Back on 12/31/2000, I was off from work (things were more civilized back then), and we were watching the TZ Marathon as we had been for the past couple of years, when suddenly the door bell rang. It was a cable dude, informing me that he needed to put a trap on the cable line, because we were getting all the channels.
And so, just like that, no more Twilight Zone. Bummer.

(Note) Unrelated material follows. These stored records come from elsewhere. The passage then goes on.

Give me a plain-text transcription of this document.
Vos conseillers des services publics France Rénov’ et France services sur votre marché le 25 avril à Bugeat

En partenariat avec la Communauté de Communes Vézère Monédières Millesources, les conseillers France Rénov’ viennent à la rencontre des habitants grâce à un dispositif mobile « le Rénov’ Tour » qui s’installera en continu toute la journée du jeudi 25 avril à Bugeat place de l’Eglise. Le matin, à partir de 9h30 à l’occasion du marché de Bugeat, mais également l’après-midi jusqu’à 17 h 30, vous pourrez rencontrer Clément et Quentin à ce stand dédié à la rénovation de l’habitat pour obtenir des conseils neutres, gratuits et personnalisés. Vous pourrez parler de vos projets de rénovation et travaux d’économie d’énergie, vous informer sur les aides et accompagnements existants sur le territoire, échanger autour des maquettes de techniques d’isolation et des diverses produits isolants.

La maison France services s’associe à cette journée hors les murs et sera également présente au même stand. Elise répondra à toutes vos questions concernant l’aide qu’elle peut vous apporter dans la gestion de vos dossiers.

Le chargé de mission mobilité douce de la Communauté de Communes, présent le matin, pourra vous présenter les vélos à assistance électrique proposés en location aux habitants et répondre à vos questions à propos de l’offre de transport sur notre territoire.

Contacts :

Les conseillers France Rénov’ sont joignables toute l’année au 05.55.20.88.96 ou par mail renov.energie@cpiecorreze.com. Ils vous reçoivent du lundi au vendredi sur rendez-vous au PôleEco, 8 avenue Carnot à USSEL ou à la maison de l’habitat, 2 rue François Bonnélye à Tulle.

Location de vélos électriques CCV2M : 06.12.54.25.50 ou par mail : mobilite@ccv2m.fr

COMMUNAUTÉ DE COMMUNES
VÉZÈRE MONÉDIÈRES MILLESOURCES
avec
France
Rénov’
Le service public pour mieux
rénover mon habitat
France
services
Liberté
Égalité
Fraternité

The thought of life w/ basic cable was rather sobering (which is no way to go through New Year’s Eve), so the next day I went to Best Buy and got a DirecTV package, which was installed a couple of days later. So, on New Year’s Eve 2001, the tradition continued.
DirecTV had gotten to kind of suck in a lot of ways over the years, and so, when we moved out here this yesr, I decided to dump them and go with cable again. So, here we are, ready for the Marathon, and with SU winning eight games once again.
In 1998, basic analog cable was about 8 bucks a month. Now, for digital “surf and view” with HBO and DVR, I pay, well, I’d just as soon not think about what I pay. Let’s just say it’s more than $8. But then gas was about a buck a gallon back then, too.
Even worse, I have to go to f*ckin’ work today.
Have a good day, and whatever y’all do to ring in the new year tonight, stay safe and happy.